How it works: Most startups have always had two ways to fund growth and pay off their investors: stay independent and try to go public, or sell to another company. (Another doorway leads to bankruptcy, and many startups end up taking it.)

Initial public offerings (IPOs), a grail for many founders and investors because they can provide rich returns, have always been relatively rare. Companies have to win over investment bankers, comply with securities rules, and persuade the public that they have big growth potential.

  • Tech IPOs today typically involve companies with at least $100 million in annual revenue. That's much higher than in the 1990s, when Amazon went public with $16 million in revenue the prior year.

Acquisitions are simpler, faster and much more common than IPOs.

  • The rise of tech's giants over the past 20 years have made "invest, grow, sell to Google/Facebook/anyone" a sensible strategy for a multitude of startups.

FTC chair Lina Khan and other regulators today aim to shift this balance, hoping to give more startups a shot at becoming independent giants themselves.

Yes, but: Plenty of startup founders and investors are not cheering this effort.

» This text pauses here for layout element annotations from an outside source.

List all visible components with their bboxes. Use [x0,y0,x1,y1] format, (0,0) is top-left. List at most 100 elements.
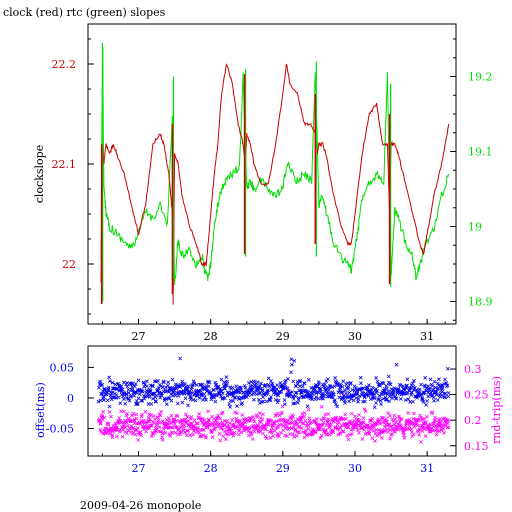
scatter-point [439,383,444,388]
scatter-point [242,384,247,388]
scatter-point [98,421,103,426]
scatter-point [260,417,265,422]
scatter-point [184,419,188,424]
scatter-point [299,426,304,430]
scatter-point [118,386,123,391]
scatter-point [370,422,374,427]
scatter-point [219,389,224,394]
scatter-point [289,370,293,375]
scatter-point [225,379,230,384]
scatter-point [346,384,351,389]
scatter-point [132,384,137,389]
slope-right-axis: 18.9 19 19.1 19.2 [450,38,493,321]
scatter-point [143,383,147,387]
scatter-point [361,420,366,425]
scatter-point [268,397,273,402]
scatter-point [109,414,113,419]
scatter-point [149,434,154,439]
scatter-point [378,398,383,403]
scatter-point [320,423,325,427]
scatter-point [336,420,341,425]
scatter-point [343,412,348,417]
scatter-point [169,421,173,426]
scatter-point [431,395,436,400]
scatter-point [226,432,230,437]
scatter-point [332,384,337,389]
scatter-point [391,390,396,394]
scatter-point [189,415,194,419]
scatter-point [142,380,146,385]
scatter-point [324,423,329,427]
scatter-point [365,385,370,390]
scatter-point [421,400,426,404]
scatter-point [240,401,245,405]
scatter-point [346,437,351,442]
scatter-point [159,384,163,389]
scatter-point [110,380,115,385]
scatter-point [167,418,172,423]
scatter-point [356,399,360,404]
scatter-point [423,375,428,380]
scatter-point [384,397,389,402]
scatter-point [293,394,298,398]
scatter-point [274,419,279,424]
scatter-point [149,402,154,406]
scatter-point [323,382,327,387]
scatter-point [265,388,270,392]
scatter-point [271,434,276,438]
scatter-point [440,386,445,390]
scatter-point [398,397,403,401]
scatter-point [223,437,228,441]
scatter-point [257,411,262,416]
scatter-point [348,381,353,385]
slope-ylabel: clockslope [33,145,46,203]
scatter-point [185,429,190,433]
scatter-point [249,430,253,435]
scatter-point [218,416,223,421]
scatter-point [381,396,386,401]
scatter-point [130,413,134,418]
scatter-point [182,423,187,428]
scatter-point [419,382,423,387]
scatter-point [333,398,337,403]
scatter-point [144,421,149,425]
scatter-point [155,415,160,420]
scatter-point [386,389,391,394]
scatter-point [360,437,365,441]
scatter-point [446,418,451,422]
scatter-point [173,430,178,435]
scatter-point [194,421,199,426]
scatter-point [240,413,245,417]
scatter-point [188,433,192,438]
scatter-point [394,396,399,400]
scatter-point [297,379,302,384]
scatter-point [204,397,208,402]
scatter-point [430,392,434,397]
scatter-point [310,432,315,437]
scatter-point [101,409,106,414]
scatter-point [123,401,128,406]
scatter-point [110,433,115,437]
slope-x-tick-label: 28 [204,330,218,343]
scatter-point [334,402,338,407]
scatter-point [106,422,111,426]
scatter-point [178,432,183,437]
scatter-point [359,381,363,386]
scatter-point [294,390,299,395]
slope-right-tick-label: 18.9 [468,296,493,309]
scatter-point [435,398,440,402]
scatter-point [239,430,244,435]
scatter-point [114,426,119,430]
scatter-point [369,388,374,392]
scatter-point [350,432,354,436]
scatter-point [126,396,131,401]
scatter-point [388,382,393,387]
scatter-point [121,409,126,414]
scatter-point [135,426,140,431]
scatter-point [301,395,306,400]
scatter-point [291,397,296,401]
scatter-point [218,438,223,443]
scatter-point [374,387,378,391]
scatter-point [140,389,145,394]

  • Smaller tech companies have sometimes supported antitrust action when it's aimed at reining in the power of the biggest tech companies or ending what critics view as Big Tech's practice of promoting their own services over rivals. But arguments for government intervention vary.
  • But regulatory moves that look like they might discourage or slow acquisition deals draw fire from the venture-capital industry — the chief source of funding for most of the tech startup world. Bills aimed at limiting such activity have stalled in both the House and Senate.

A lot of venture capitalists and startup founders — with some notable exceptions — think the current ecosystem works well.

  • "So many companies that get acquired are great companies, but they're not super viable, they're not going to grow to a billion dollar company. So it's better to be acquired, and get money back to the investors," said Kyle Stanford, an analyst with PitchBook, in an interview with Axios last month.

The other side: Roger McNamee, a venture capitalist and early investor in Facebook who's been working as an activist for tech industry reform, told Axios the FTC's suit against Meta is "a necessary first step and antitrust is actually an entrepreneur's best friend."

  • "How do you inspire the next generation of entrepreneurs if your status quo is big tech runs everything?" Andy Yen, CEO of Proton, an encrypted email company, told Axios in an interview earlier this summer. "The issue is, it's not the model VCs know."
  • Any great company worth investing in has lots of different exit options, Spencer Greene, a VC at venture firm TSVC, told Axios. "If you cut off one of the options among the many, then you make it marginally less attractive. But in exchange for that, if it also encourages competition, then on balance it may actually be good for innovation and for investment."

Between the lines: The FTC makes the case that blocking Big Tech's giants from making acquisitions won't put a deep freeze on the startup business.

  • "FTC leadership accepts the idea that exit opportunities play a crucial role" for startups seeking funding, Bill Kovacic, former FTC commissioner, told Axios. "What they violently disagree with is the idea that cutting off exit paths that involve Meta, Amazon, Google and Apple will forestall the exit paths that matter the most."
  • In the FTC's view, Kovacic says, the road most startups take has "a lot more than those four" exit ramps.